Water safety pioneer (1881–1947)

Wilbert E. Longfellow (Note: His middle name is variously given as Edmond and Edmund.) (May 7, 1881 – March 18, 1947) was an American water safety instructor. Credited with halving the drowning rate in the United States, his mission was "the water-proofing of America."

Beginning around 1900, Longfellow worked his entire adult life promoting swimming education and water safety.

==Background==
Working in his first job as a newspaper reporter in Providence, Rhode Island, Longfellow wrote many stories on local drownings. In his spare time, he began a one-man crusade to educate people on water safety with the U.S. Volunteer Life Saving Corps. This work led the US VLSC to appoint Longfellow as the organization's state superintendent in 1905 and bestow upon him the title of Commodore. In 1910, he became the organization's Commodore-in-Chief.

Longfellow lobbied the Rhode Island General Assembly to fund life saving equipment for Rhode Island beaches and for more swimming education. His success led him in 1914 to work with the American Red Cross. Upon his recommendation, the Red Cross took up water safety as one of its missions. In 1914, the organization hired Longfellow to organize the Volunteer Life Saving Corps. In 1917, Longfellow and the Red Cross began teaching swimming skills to U.S. soldiers and sailors preparing to fight in World War I.
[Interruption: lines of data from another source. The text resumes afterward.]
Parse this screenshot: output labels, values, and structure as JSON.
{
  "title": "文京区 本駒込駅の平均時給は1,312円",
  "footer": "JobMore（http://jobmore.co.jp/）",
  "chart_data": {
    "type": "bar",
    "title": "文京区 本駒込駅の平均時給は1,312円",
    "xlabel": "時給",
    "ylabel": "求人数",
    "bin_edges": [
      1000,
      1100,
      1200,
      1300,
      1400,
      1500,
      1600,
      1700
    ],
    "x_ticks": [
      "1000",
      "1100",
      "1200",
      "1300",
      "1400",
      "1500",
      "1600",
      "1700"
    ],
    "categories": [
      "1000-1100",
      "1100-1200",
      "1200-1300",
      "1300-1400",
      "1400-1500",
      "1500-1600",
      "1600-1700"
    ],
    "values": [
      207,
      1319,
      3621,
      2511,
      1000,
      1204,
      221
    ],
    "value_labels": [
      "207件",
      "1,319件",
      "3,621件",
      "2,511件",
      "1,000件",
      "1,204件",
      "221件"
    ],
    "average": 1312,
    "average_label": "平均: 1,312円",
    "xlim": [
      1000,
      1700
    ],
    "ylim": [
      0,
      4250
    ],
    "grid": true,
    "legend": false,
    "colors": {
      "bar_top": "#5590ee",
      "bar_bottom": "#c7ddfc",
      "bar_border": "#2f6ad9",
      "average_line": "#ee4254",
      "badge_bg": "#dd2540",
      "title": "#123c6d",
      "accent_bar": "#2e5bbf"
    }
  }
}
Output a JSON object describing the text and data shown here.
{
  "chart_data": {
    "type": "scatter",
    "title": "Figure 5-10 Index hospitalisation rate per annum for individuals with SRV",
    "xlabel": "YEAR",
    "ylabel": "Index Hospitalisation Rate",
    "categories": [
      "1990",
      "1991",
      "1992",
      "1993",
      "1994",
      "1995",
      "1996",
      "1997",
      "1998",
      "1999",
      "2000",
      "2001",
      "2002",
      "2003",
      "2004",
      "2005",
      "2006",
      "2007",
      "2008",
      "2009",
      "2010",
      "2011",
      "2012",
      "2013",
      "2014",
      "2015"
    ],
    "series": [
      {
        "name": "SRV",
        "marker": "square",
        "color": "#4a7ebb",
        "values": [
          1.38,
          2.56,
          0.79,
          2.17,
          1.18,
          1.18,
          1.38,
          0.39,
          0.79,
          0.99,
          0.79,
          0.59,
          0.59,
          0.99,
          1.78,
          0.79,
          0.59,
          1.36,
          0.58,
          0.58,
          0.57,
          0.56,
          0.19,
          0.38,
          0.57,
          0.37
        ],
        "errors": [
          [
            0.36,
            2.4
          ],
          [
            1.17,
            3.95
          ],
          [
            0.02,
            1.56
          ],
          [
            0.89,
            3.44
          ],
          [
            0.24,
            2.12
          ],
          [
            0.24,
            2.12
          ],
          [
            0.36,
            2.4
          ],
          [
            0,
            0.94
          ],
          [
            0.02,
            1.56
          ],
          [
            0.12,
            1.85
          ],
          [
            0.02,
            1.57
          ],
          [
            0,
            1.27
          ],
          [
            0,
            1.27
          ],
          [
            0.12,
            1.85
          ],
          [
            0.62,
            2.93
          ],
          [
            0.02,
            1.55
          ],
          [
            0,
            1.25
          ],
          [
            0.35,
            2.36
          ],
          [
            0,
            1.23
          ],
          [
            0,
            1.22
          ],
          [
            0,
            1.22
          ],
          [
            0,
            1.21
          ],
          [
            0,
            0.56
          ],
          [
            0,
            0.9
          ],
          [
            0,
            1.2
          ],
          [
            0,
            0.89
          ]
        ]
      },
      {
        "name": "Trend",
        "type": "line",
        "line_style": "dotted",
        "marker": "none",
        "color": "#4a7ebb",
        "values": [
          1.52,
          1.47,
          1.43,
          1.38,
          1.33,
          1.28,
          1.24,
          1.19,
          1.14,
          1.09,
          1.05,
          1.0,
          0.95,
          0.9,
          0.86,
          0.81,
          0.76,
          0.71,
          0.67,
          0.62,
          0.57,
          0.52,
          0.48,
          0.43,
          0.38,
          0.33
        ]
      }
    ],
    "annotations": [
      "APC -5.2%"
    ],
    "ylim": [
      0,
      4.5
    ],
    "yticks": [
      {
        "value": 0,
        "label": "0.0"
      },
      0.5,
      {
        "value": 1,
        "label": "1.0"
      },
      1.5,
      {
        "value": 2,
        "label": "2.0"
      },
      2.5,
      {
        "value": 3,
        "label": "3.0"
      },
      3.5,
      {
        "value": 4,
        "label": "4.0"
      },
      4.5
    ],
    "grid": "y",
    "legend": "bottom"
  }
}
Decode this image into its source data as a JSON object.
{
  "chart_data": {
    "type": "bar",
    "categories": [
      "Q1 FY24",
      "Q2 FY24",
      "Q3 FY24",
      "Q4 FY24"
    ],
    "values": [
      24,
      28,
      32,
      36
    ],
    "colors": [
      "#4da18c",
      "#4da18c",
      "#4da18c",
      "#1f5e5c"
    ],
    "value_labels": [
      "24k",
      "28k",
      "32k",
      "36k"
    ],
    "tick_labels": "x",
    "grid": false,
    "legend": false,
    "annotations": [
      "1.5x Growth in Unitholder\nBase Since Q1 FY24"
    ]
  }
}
With the Volunteer Life Saving Corps, Longfellow recruited and trained volunteers to perform rescues and teach water safety. His mission was to "Waterproof America", and his slogan became "Everyone a swimmer, every swimmer a Lifesaver". This later became the motto of early Red Cross swimming safety programs.

Longfellow worked for the Red Cross from 1914 to 1947, retiring shortly before his death. He is credited with halving the drowning rate in the United States, from 10.4 per 100,000 to 5.2.